Special Considerations for Cellulitis with Lymphedema: When to Use Compression with Infection
See images of cellulitis after breast cancer in NE Journal http://www.nejm.org/doi/full/10.1056/NEJMicm065836
1) The illness can become very severe very quickly: it is advised that people with lymphedema have antibiotics on hand to start at the first sign of redness, warmth, fever, pain and then seek appropriate medical care
2) The infecting organism can be unusual: recently a woman grew group B strep, usually associated with immunosuppression
3) Stagnant lymphatic fluid functions like an abscess: abscesses require drainage and cellulitis with lymphedema requires gentle compression to remove the infected fluid
4) Compression in lymphedema associated cellulitis: the "common belief" is to avoid all compression and manual lymphatic drainage. A literature search did not reveal any studies to support that belief, the only literature addressing compression and MLD in cellulitis associated with lymphedema comes from the International Best Practices Guidelines. The literature search did again confirm that infection harms lymphatics so prompt and successful treatment is crucial.

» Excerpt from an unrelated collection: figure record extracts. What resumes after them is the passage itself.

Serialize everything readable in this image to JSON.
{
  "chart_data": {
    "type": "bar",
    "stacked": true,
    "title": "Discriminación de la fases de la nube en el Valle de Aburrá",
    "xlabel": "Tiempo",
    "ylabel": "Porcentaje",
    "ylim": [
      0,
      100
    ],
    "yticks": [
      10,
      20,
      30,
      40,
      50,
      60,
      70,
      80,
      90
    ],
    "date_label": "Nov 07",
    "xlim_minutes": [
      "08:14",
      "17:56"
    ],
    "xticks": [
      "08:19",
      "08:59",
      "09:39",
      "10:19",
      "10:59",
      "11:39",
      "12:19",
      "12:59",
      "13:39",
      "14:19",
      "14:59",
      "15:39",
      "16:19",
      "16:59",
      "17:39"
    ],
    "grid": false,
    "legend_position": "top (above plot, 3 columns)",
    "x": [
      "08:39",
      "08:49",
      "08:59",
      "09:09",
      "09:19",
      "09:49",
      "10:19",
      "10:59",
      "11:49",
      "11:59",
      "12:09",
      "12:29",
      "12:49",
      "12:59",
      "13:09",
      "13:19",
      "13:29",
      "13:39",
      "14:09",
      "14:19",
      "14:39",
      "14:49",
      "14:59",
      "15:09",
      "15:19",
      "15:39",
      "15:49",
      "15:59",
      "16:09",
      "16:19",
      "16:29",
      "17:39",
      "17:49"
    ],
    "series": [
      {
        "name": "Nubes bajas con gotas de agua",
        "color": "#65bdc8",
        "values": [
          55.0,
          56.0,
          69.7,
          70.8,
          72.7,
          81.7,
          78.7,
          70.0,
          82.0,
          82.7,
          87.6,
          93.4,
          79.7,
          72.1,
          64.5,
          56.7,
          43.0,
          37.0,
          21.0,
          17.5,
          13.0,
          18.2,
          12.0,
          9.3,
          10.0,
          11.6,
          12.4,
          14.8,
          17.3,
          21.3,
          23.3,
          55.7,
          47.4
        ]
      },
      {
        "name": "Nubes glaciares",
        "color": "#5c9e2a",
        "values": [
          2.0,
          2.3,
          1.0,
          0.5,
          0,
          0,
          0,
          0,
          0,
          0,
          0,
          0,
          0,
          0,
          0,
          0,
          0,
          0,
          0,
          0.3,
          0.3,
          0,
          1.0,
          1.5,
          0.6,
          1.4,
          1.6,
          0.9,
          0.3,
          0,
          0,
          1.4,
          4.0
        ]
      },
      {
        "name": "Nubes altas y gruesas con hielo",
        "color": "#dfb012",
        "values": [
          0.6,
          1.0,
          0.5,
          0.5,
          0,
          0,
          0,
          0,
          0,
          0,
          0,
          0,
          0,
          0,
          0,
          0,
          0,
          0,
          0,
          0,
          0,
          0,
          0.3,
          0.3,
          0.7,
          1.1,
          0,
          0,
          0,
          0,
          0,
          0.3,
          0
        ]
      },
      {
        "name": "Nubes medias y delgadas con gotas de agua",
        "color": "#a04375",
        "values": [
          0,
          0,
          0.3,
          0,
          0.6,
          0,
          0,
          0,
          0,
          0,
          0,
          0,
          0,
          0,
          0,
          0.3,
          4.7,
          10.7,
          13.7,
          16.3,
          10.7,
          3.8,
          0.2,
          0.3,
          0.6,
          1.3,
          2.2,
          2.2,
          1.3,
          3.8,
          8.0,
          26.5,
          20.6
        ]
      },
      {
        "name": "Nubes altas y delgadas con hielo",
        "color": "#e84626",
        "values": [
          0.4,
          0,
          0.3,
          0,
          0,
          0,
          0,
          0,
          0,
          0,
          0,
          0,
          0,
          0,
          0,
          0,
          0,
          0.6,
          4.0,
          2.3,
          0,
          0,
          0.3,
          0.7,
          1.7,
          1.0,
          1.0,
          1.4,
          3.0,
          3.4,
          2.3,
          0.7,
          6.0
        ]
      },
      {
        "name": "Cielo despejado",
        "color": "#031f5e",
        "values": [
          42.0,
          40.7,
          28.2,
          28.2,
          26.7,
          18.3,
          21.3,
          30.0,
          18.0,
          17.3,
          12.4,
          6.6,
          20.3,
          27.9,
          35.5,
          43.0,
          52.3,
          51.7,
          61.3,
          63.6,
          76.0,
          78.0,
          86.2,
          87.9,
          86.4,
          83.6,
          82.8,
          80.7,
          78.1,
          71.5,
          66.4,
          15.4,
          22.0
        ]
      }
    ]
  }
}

5) Knowledge of bandaging is CRUCIAL: sleeves and night garments are unlikely to fit in the acute phase of lymphedema associated cellulitis, and only multilayered bandaging will allow the gentle and accurate compression to assist in the resolution of the infection without over-compressing and inhibiting antibiotics to reach the area.
Outfield states: I'm back in a sleeve today, after wrapping most of the week. My sleeve didn't fit when I first tried after the redness receded. I only know how to wrap because I insisted on learning back when I was first diagnosed, and that was because I had read about it here and on the SUSO site. My CLT didn't think I'd need to do it. She thought a sleeve and a night garment would be enough for me (which they generally are). I think she was a little annoyed to teach me. But if I didn't know how to do it myself, I'd be waiting until sometime next month to get in for an appointment and I'd still be too swollen for my sleeve.
One patient reports being hospitalized for 12 days with cellulitis in her leg. In spite of using several antibiotics, nothing was working. A surgeon who was called in examined her leg and told the nurses to wrap it, but neither the nurses nor the physical therapist would wrap it, fearing the infection would spread up the leg. When the surgeon returned the following day he wrapped it himself with four bandages. That worked where the other interventions had failed, and the patient was released to go home with a PICC line the following day.
From the International Best Practices Guideline:
- Commence antibiotics as soon as possible , taking into account swab results and bacterial sensitivities when appropriate
- During bed rest, elevate the limb, administer appropriate analgesia (eg paracetamol or NSAID), and increase fluid intake
- Avoid SLD (self MLD) and MLD (by therapist)
- If tolerated, continue compression at a reduced level or switch from compression garments to reduced pressure MLLB (multilayered bandaging)
- Avoid long periods without compression Recommence usual compression and levels of activity once pain and inflammation are sufficiently reduced for the patient to tolerate
- Educate patient/carer - symptoms, when to seek medical attention, risk factors, antibiotics 'in case', prophylaxis if indicated
So, this is the best scientific advice/evidence we seem to have: avoid MLD in the acute phase, but resume light compression ASAP, and MLD can be resumed when the acute phase of infection is over.